From the album The Scapegoat's Agony
This song builds a catalog of violence and denial, then mocks the listener with toxic positivity commands that sound identical to the culture that causes the suffering. The chorus doesn't offer escape, it offers the same numbness the verses describe. By the time you reach 'never ever stop,' the sarcasm has collapsed into the thing it's mocking.
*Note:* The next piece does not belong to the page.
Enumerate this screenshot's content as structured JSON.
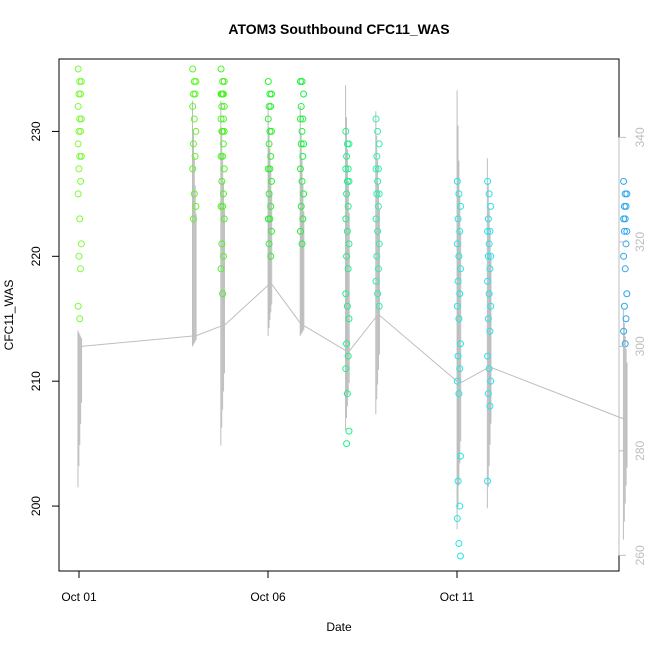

Another star locked up in a jar / Another sun shot down with a gun
The song pairs impossible violence (you can't shoot down the sun) with contained beauty (a star in a jar). Everything that could give light gets neutralized or locked away. The repetition of 'another' turns catastrophe into routine.
Congratulations - This life's a hit, this life's a shit / Sweet elevation - Enjoy the show, stop feeling low
The commands are indistinguishable from actual self-help advice. 'Stop feeling low' and 'forget your pain' could come from a wellness influencer or a sarcastic breakdown. The song doesn't clarify which, because culturally they've merged into the same numbing force.
Another face that makes me feel sick / Another word that cuts to the quick
The narrator switches from cosmic metaphors to direct disgust. This verse lands in the body. 'Cuts to the quick' is an old phrase that means hitting nerve endings under the fingernail, the kind of pain you can't ignore or philosophize away.
Another tear concealed by a fist / Another child that slashes its wrist
The song finally names self-harm directly. The fist concealing the tear is the narrator's move too, cataloging suffering in detached 'another' phrases instead of saying 'I' or asking for help. The distance is the problem and the coping mechanism at once.
Just reach the top and never ever stop
That extra 'ever' is the only thing that changes across four identical choruses. It's either the sarcasm breaking or the toxic positivity winning. I'm not sure which, and I think the song isn't either. The relentlessness becomes the point.
The song wants you to notice that the motivational language meant to fix suffering is structurally identical to the numbing that perpetuates it. By the final chorus, the sarcasm and the actual advice have merged so completely you can't tell if the narrator is mocking the culture or has become it. That ambiguity might be the most honest thing here.